La valeur nette des propriétaires de tous âges est passée de 325 000 $ à 685 000 $ en dollars constants entre 1999 et 2019, selon Statistique Canada. Celle des locataires est passée de 14 600 $ à 24 000 $ durant la même période de 20 ans.

Autrement dit, devenir propriétaire est une façon de s’enrichir. « C’est un vieil adage, mais qui est encore plus vrai depuis 20-25 ans », dit M. Cardinal.

L’APCHQ, l’organisme pour lequel travaille M. Cardinal, est un regroupement d’entrepreneurs généraux qui cherche à convaincre les gouvernements de favoriser la construction de logements, mais l’association n’a pas de préférence entre les maisons, les condos ou les logements locatifs.

Le rattrapage du Québec freiné dans son élan

Le premier ministre François Legault insiste beaucoup sur l’importance de combler l’écart de richesse entre le Québec et l’Ontario. À notre connaissance, il parle rarement de l’importance de rehausser le taux de propriété du Québec au niveau canadien ou encore à celui des Ontariens, qui est encore plus haut.

M. Cardinal verrait d’un bon œil que le gouvernement provincial se fixe un objectif précis en ce qui a trait à la proportion de ménages propriétaires.

Sur l’accession à la propriété, la CAQ n’a rien promis pendant la présente campagne électorale, mais le gouvernement a annoncé qu’il allait doubler le crédit d’impôt pour l’achat d’une première maison et a promis d’harmoniser dès 2023 ses programmes avec ceux du fédéral.

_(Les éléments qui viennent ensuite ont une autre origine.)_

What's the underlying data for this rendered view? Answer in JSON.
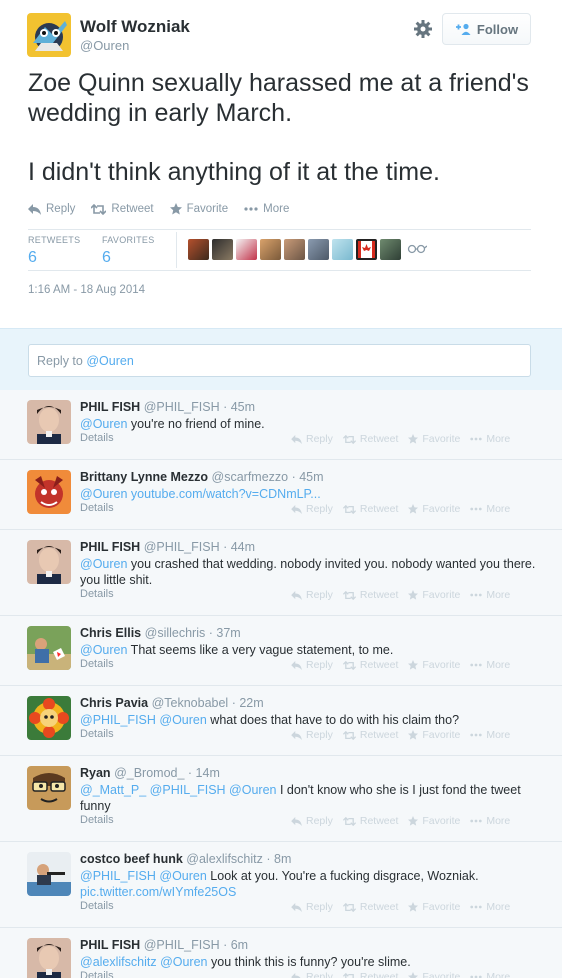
{
  "tweet": {
    "author_name": "Wolf Wozniak",
    "author_handle": "@Ouren",
    "follow_label": "Follow",
    "text_line1": "Zoe Quinn sexually harassed me at a friend's wedding in early March.",
    "text_line2": "I didn't think anything of it at the time.",
    "actions": {
      "reply": "Reply",
      "retweet": "Retweet",
      "favorite": "Favorite",
      "more": "More"
    },
    "stats": {
      "retweets_label": "RETWEETS",
      "retweets": "6",
      "favorites_label": "FAVORITES",
      "favorites": "6"
    },
    "timestamp": "1:16 AM - 18 Aug 2014"
  },
  "reply_box": {
    "prefix": "Reply to ",
    "mention": "@Ouren"
  },
  "reply_actions": {
    "reply": "Reply",
    "retweet": "Retweet",
    "favorite": "Favorite",
    "more": "More",
    "details": "Details"
  },
  "replies": [
    {
      "name": "PHIL FISH",
      "handle": "@PHIL_FISH",
      "time": "· 45m",
      "mentions": "@Ouren",
      "text": " you're no friend of mine."
    },
    {
      "name": "Brittany Lynne Mezzo",
      "handle": "@scarfmezzo",
      "time": "· 45m",
      "mentions": "@Ouren",
      "link": " youtube.com/watch?v=CDNmLP..."
    },
    {
      "name": "PHIL FISH",
      "handle": "@PHIL_FISH",
      "time": "· 44m",
      "mentions": "@Ouren",
      "text": " you crashed that wedding. nobody invited you. nobody wanted you there. you little shit."
    },
    {
      "name": "Chris Ellis",
      "handle": "@sillechris",
      "time": "· 37m",
      "mentions": "@Ouren",
      "text": " That seems like a very vague statement, to me."
    },
    {
      "name": "Chris Pavia",
      "handle": "@Teknobabel",
      "time": "· 22m",
      "mentions": "@PHIL_FISH @Ouren",
      "text": " what does that have to do with his claim tho?"
    },
    {
      "name": "Ryan",
      "handle": "@_Bromod_",
      "time": "· 14m",
      "mentions": "@_Matt_P_ @PHIL_FISH @Ouren",
      "text": " I don't know who she is I just fond the tweet funny"
    },
    {
      "name": "costco beef hunk",
      "handle": "@alexlifschitz",
      "time": "· 8m",
      "mentions": "@PHIL_FISH @Ouren",
      "text": " Look at you. You're a fucking disgrace, Wozniak.",
      "link": "pic.twitter.com/wIYmfe25OS"
    },
    {
      "name": "PHIL FISH",
      "handle": "@PHIL_FISH",
      "time": "· 6m",
      "mentions": "@alexlifschitz @Ouren",
      "text": " you think this is funny? you're slime."
    }
  ],
  "colors": {
    "link": "#55acee",
    "muted": "#8899a6",
    "text": "#292f33",
    "reply_bg": "#f5f8fa"
  }
}
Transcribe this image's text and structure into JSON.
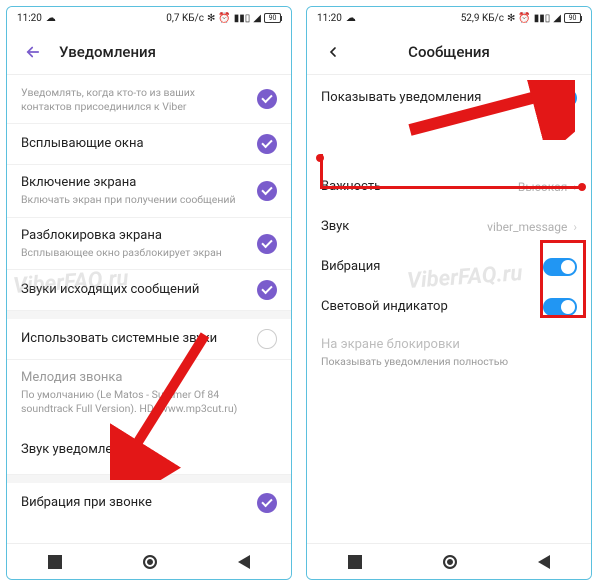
{
  "watermark": "ViberFAQ.ru",
  "phone1": {
    "status": {
      "time": "11:20",
      "speed": "0,7 KБ/c",
      "battery": "90"
    },
    "header": {
      "title": "Уведомления"
    },
    "rows": {
      "joined_sub": "Уведомлять, когда кто-то из ваших контактов присоединился к Viber",
      "popup": "Всплывающие окна",
      "screen_on": "Включение экрана",
      "screen_on_sub": "Включать экран при получении сообщений",
      "unlock": "Разблокировка экрана",
      "unlock_sub": "Всплывающее окно разблокирует экран",
      "out_sounds": "Звуки исходящих сообщений",
      "sys_sounds": "Использовать системные звуки",
      "ringtone": "Мелодия звонка",
      "ringtone_sub": "По умолчанию (Le Matos - Summer Of 84 soundtrack Full Version). HD (www.mp3cut.ru)",
      "notif_sound": "Звук уведомления",
      "vibrate_call": "Вибрация при звонке"
    }
  },
  "phone2": {
    "status": {
      "time": "11:20",
      "speed": "52,9 KБ/c",
      "battery": "90"
    },
    "header": {
      "title": "Сообщения"
    },
    "rows": {
      "show_notif": "Показывать уведомления",
      "importance": "Важность",
      "importance_val": "Высокая",
      "sound": "Звук",
      "sound_val": "viber_message",
      "vibration": "Вибрация",
      "led": "Световой индикатор",
      "lockscreen": "На экране блокировки",
      "lockscreen_sub": "Показывать уведомления полностью"
    }
  }
}
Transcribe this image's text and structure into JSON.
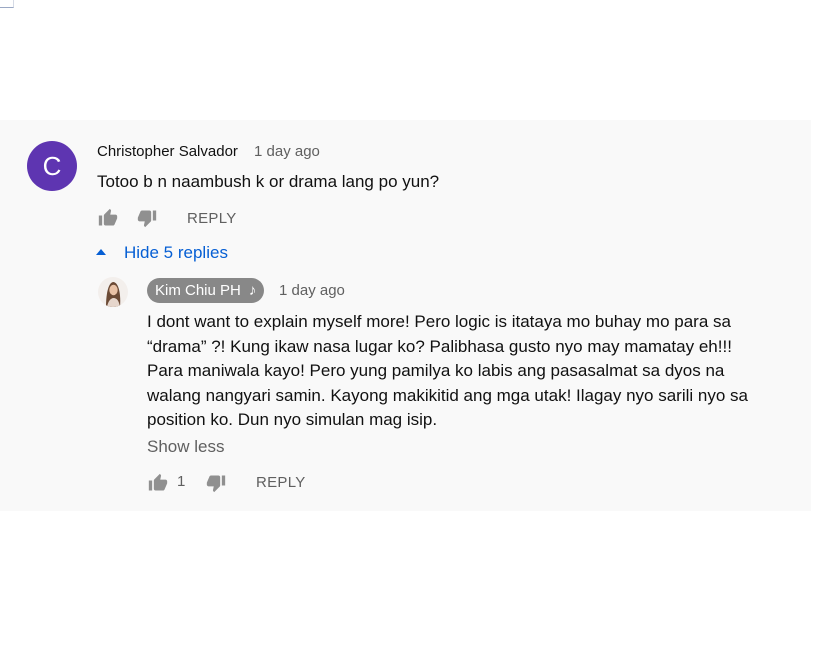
{
  "comment": {
    "avatar_letter": "C",
    "avatar_color": "#5e35b1",
    "author": "Christopher Salvador",
    "time": "1 day ago",
    "text": "Totoo b n naambush k or drama lang po yun?",
    "like_icon": "thumbs-up-icon",
    "dislike_icon": "thumbs-down-icon",
    "reply_label": "REPLY"
  },
  "replies_toggle": {
    "label": "Hide 5 replies",
    "icon": "caret-up-icon",
    "color": "#065fd4"
  },
  "reply": {
    "author": "Kim Chiu PH",
    "badge_icon": "music-note-icon",
    "badge_note": "♪",
    "time": "1 day ago",
    "lines": [
      "I dont want to explain myself more! Pero logic is itataya mo buhay mo para sa",
      "“drama” ?! Kung ikaw nasa lugar ko? Palibhasa gusto nyo may mamatay eh!!!",
      "Para maniwala kayo! Pero yung pamilya ko labis ang pasasalmat sa dyos na",
      "walang nangyari samin. Kayong makikitid ang mga utak! Ilagay nyo sarili nyo sa",
      "position ko. Dun nyo simulan mag isip."
    ],
    "show_less_label": "Show less",
    "like_count": "1",
    "reply_label": "REPLY"
  }
}
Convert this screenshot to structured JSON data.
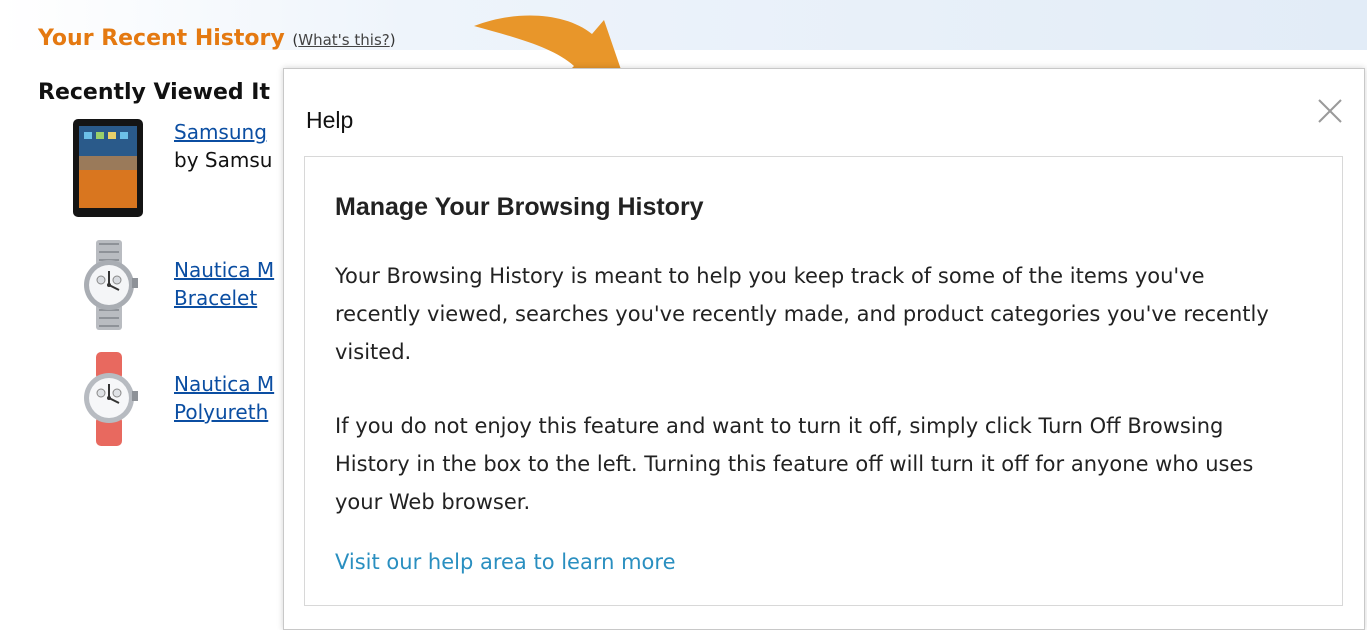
{
  "section": {
    "title": "Your Recent History",
    "whats_this_open": "(",
    "whats_this": "What's this?",
    "whats_this_close": ")"
  },
  "recently_viewed": {
    "title": "Recently Viewed It",
    "items": [
      {
        "name": "Samsung",
        "by": "by Samsu"
      },
      {
        "name": "Nautica M",
        "line2": "Bracelet"
      },
      {
        "name": "Nautica M",
        "line2": "Polyureth"
      }
    ]
  },
  "popover": {
    "title": "Help",
    "heading": "Manage Your Browsing History",
    "paragraph1": "Your Browsing History is meant to help you keep track of some of the items you've recently viewed, searches you've recently made, and product categories you've recently visited.",
    "paragraph2": "If you do not enjoy this feature and want to turn it off, simply click Turn Off Browsing History in the box to the left. Turning this feature off will turn it off for anyone who uses your Web browser.",
    "link": "Visit our help area to learn more"
  },
  "colors": {
    "accent_orange": "#e47911",
    "link_blue": "#0b4ea2",
    "help_link": "#2a8fc0",
    "arrow": "#e8962a"
  }
}
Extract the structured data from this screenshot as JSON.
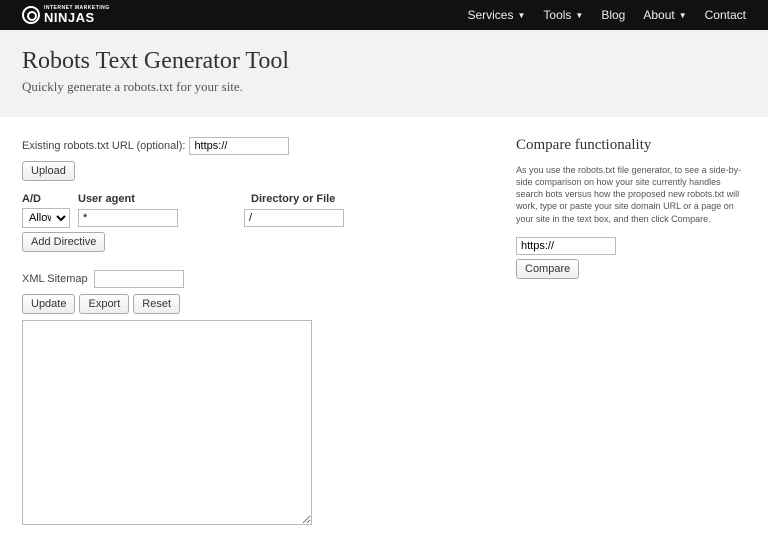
{
  "brand": {
    "small": "INTERNET MARKETING",
    "big": "NINJAS"
  },
  "nav": {
    "services": "Services",
    "tools": "Tools",
    "blog": "Blog",
    "about": "About",
    "contact": "Contact"
  },
  "page": {
    "title": "Robots Text Generator Tool",
    "subtitle": "Quickly generate a robots.txt for your site."
  },
  "form": {
    "existing_label": "Existing robots.txt URL (optional):",
    "existing_value": "https://",
    "upload": "Upload",
    "headers": {
      "ad": "A/D",
      "ua": "User agent",
      "dir": "Directory or File"
    },
    "row": {
      "ad_value": "Allow",
      "ua_value": "*",
      "dir_value": "/"
    },
    "add_directive": "Add Directive",
    "sitemap_label": "XML Sitemap",
    "sitemap_value": "",
    "update": "Update",
    "export": "Export",
    "reset": "Reset",
    "output_value": ""
  },
  "compare": {
    "heading": "Compare functionality",
    "blurb": "As you use the robots.txt file generator, to see a side-by-side comparison on how your site currently handles search bots versus how the proposed new robots.txt will work, type or paste your site domain URL or a page on your site in the text box, and then click Compare.",
    "url_value": "https://",
    "button": "Compare"
  }
}
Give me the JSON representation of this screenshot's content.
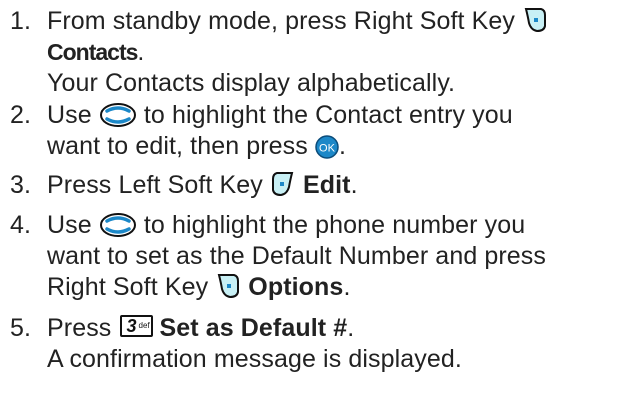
{
  "steps": [
    {
      "number": "1.",
      "lines": {
        "l1_text": "From standby mode, press Right Soft Key",
        "l2_bold": "Contacts",
        "l2_after": ".",
        "l3_text": "Your Contacts display alphabetically."
      },
      "icons": [
        "right-soft-key-icon"
      ]
    },
    {
      "number": "2.",
      "lines": {
        "l1_before": "Use",
        "l1_after": "to highlight the Contact entry you",
        "l2_before": "want to edit, then press",
        "l2_after": "."
      },
      "icons": [
        "navigation-key-icon",
        "ok-key-icon"
      ]
    },
    {
      "number": "3.",
      "lines": {
        "l1_before": "Press Left Soft Key",
        "l1_bold": "Edit",
        "l1_after": "."
      },
      "icons": [
        "left-soft-key-icon"
      ]
    },
    {
      "number": "4.",
      "lines": {
        "l1_before": "Use",
        "l1_after": "to highlight the phone number you",
        "l2_text": "want to set as the Default Number and press",
        "l3_before": "Right Soft Key",
        "l3_bold": "Options",
        "l3_after": "."
      },
      "icons": [
        "navigation-key-icon",
        "right-soft-key-icon"
      ]
    },
    {
      "number": "5.",
      "lines": {
        "l1_before": "Press",
        "l1_bold": "Set as Default #",
        "l1_after": ".",
        "l2_text": "A confirmation message is displayed."
      },
      "key_label": {
        "digit": "3",
        "letters": "def"
      },
      "icons": [
        "key-3-icon"
      ]
    }
  ],
  "colors": {
    "text": "#222222",
    "ok_key_fill": "#1c88c8",
    "nav_key_fill": "#1c88c8",
    "soft_key_fill": "#c8f0f5"
  }
}
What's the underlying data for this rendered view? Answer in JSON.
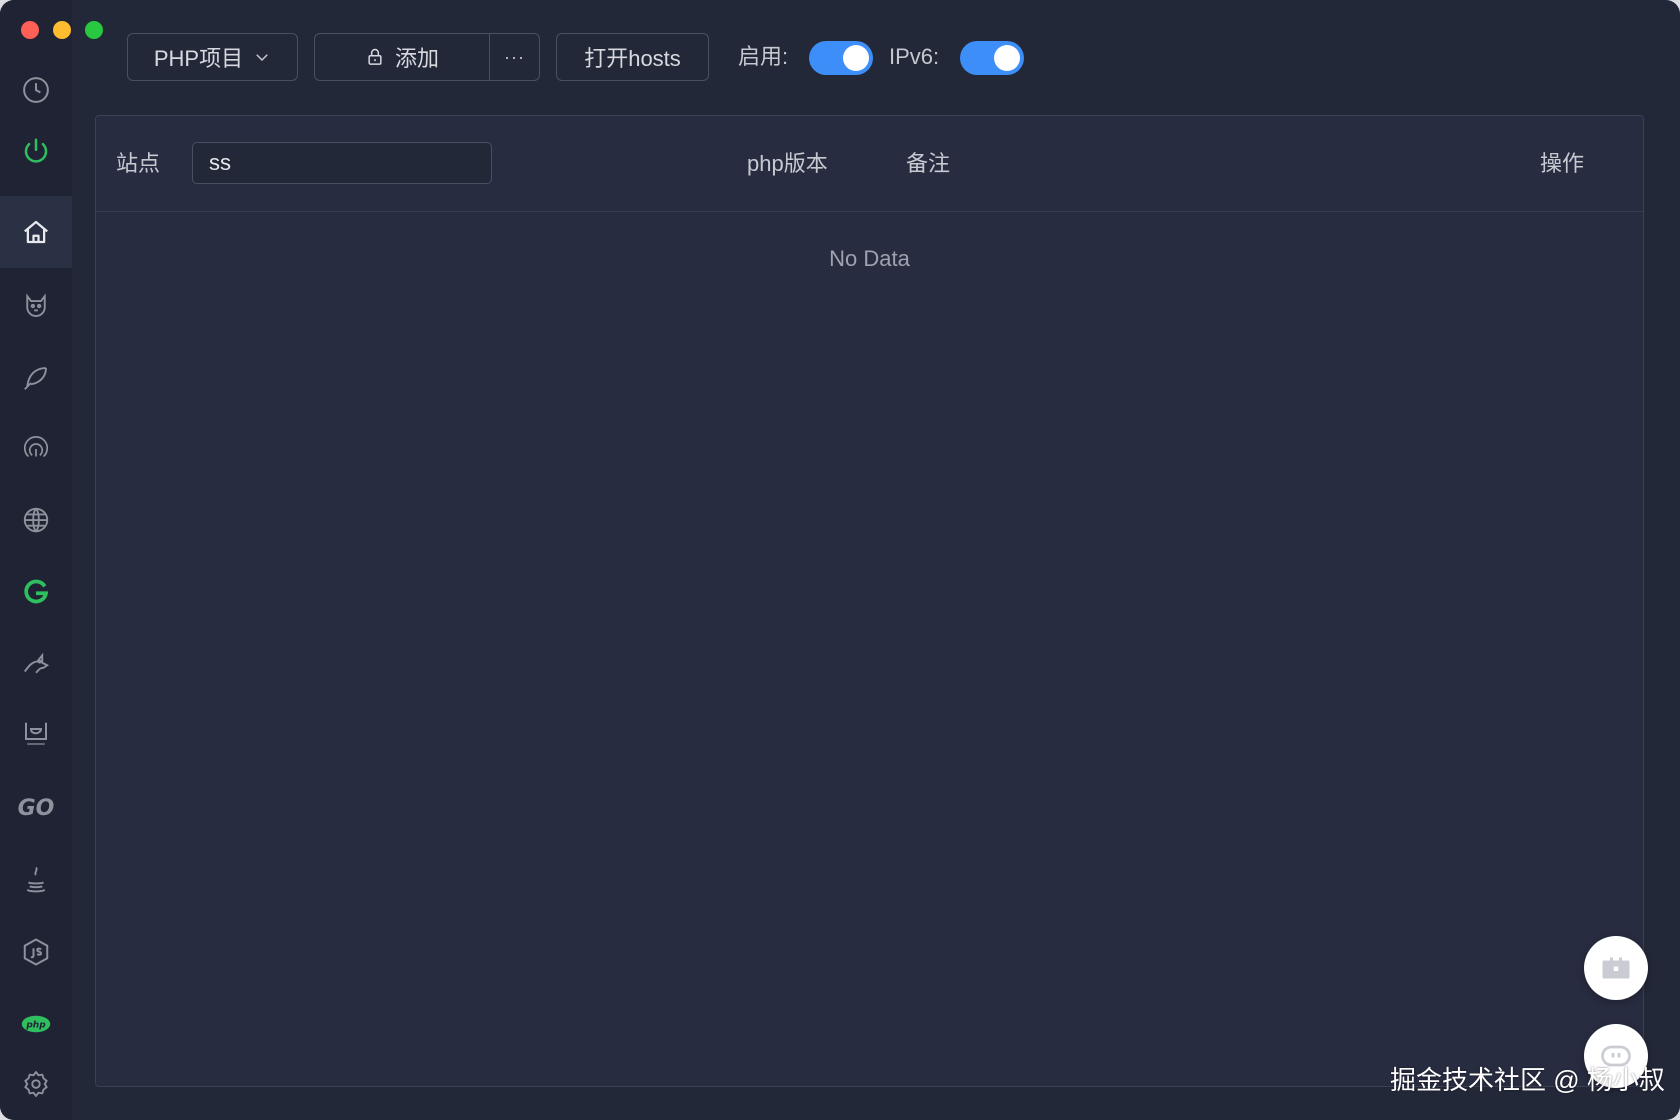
{
  "toolbar": {
    "project_select": "PHP项目",
    "add_label": "添加",
    "more_label": "···",
    "open_hosts_label": "打开hosts",
    "enable_label": "启用:",
    "enable_on": true,
    "ipv6_label": "IPv6:",
    "ipv6_on": true
  },
  "table": {
    "col_site": "站点",
    "search_value": "ss",
    "col_php": "php版本",
    "col_note": "备注",
    "col_ops": "操作",
    "empty_text": "No Data"
  },
  "sidebar": {
    "items": [
      {
        "icon": "clock-icon"
      },
      {
        "icon": "power-icon",
        "color": "#2fbf5f"
      },
      {
        "icon": "home-icon",
        "active": true
      },
      {
        "icon": "cat-icon"
      },
      {
        "icon": "feather-icon"
      },
      {
        "icon": "fingerprint-icon"
      },
      {
        "icon": "globe-icon"
      },
      {
        "icon": "g-icon",
        "color": "#2fbf5f"
      },
      {
        "icon": "tomcat-icon"
      },
      {
        "icon": "erlang-icon"
      },
      {
        "icon": "go-icon",
        "text": "GO"
      },
      {
        "icon": "java-icon"
      },
      {
        "icon": "nodejs-icon"
      },
      {
        "icon": "php-icon",
        "text": "php",
        "color": "#2fbf5f"
      },
      {
        "icon": "gear-icon"
      }
    ]
  },
  "colors": {
    "accent": "#3d8ef8",
    "background": "#232839",
    "panel": "#282c40",
    "sidebar": "#1f2333"
  },
  "watermark": "掘金技术社区 @ 杨小叔"
}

PHOTO RYAN REMIORZ, LA PRESSE CANADIENNE

François Legault, premier ministre du Québec


De leur côté, le Parti libéral et le Parti conservateur proposent d’abolir les droits de mutation (« taxe de bienvenue ») aux premiers acheteurs. Les libéraux augmenteraient le montant pouvant être retiré des REER en franchise d’impôt dans le but d’acquérir une première propriété. Québec solidaire propose de réglementer davantage le processus d’achat de maison afin de limiter la spéculation.

Au moment où l’on se parle, il y a une question d’équité générationnelle. C’est très difficile pour les jeunes ménages d’accéder à la propriété. Pour les jeunes ménages issus de la classe moyenne, c’est très difficile. Il faut vraiment qu’ils gagnent des revenus supérieurs.

Paul Cardinal, économiste

Le Québec avait entrepris un rattrapage du taux de propriété par rapport à la moyenne canadienne. En 1971, la différence entre le Canada et Québec dépassait les 13 points de pourcentage. Par la suite, l’écart s’est rétréci jusqu’à 6,5 points en 2016. Depuis, le processus de rattrapage a été stoppé.